0번 column은 row index에 해당하는 값이고(자기 자신과의 거리는 0이므로), 첫 번째 column이 가장 가까운 점이다.
$k$ 번째라면 각 행을 partition으로 나눠 가장 작은 $k+1$개의 거리가 먼저 오고, 그 보다 큰 거리의 요소를 배열의 나머지 위치에 채우면 된다.
# k = 2라고 하자.
k = 2
knn = nearest[:, 1:k+1]
knn
array([[3, 4], [4, 6], [7, 9], [5, 0], [1, 0], [3, 0], [1, 9], [2, 9], [9, 4], [8, 7]])
plt.scatter(x, y, s=50)
plt.scatter(dataset[0][0], dataset[0][1], s=50) # v1
nearest = dataset[knn[0]] # v4, v5
plt.scatter(nearest[:, 0], nearest[:, 1], c='r', s=50)
<matplotlib.collections.PathCollection at 0x107896390>
$v_{10}$과 가장 가까운 데이터는 $v_8$, $v_7$
plt.scatter(x, y, s=50)
plt.scatter(dataset[9][0], dataset[9][1], s=50) # v9
nearest = dataset[knn[9]] # v8, v7
plt.scatter(nearest[:, 0], nearest[:, 1], c='r', s=50)
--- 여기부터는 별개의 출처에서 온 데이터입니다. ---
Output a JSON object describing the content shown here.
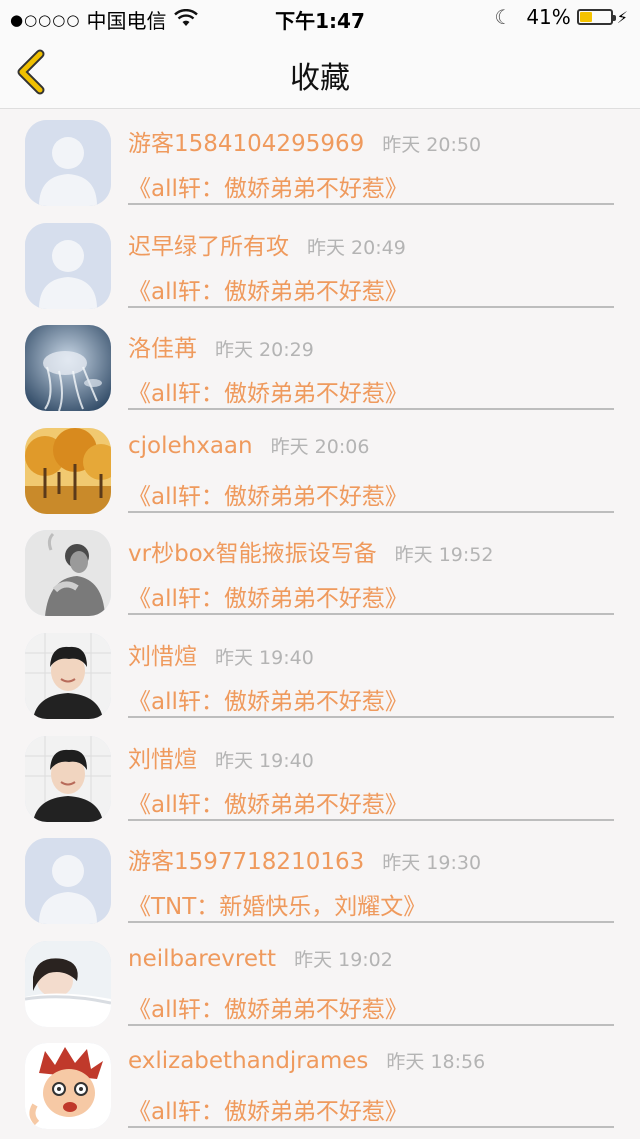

<matplotlib.collections.PathCollection at 0x107957898>
def knn(dataset, k):
dist = np.sqrt(np.sum((dataset[:, np.newaxis, :] - dataset[np.newaxis, :, :]) ** 2, axis=-1))
near = np.argpartition(dist, k+1, axis=1)
return near[:, :k+1]
knn(dataset, 2)
array([[3, 0, 4], [1, 4, 6], [2, 7, 9], [3, 5, 0], [1, 4, 0], [5, 3, 0], [1, 9, 6], [7, 2, 9], [8, 9, 4], [8, 7, 9]])
다만, argpartition
method는 정렬 후, 작은 순서로 $k+1$인 숫자를 맨 좌측 partition에 배치하되, 배치 한 후에는 그 partition 내부에서의 order는 보장하지 않는다.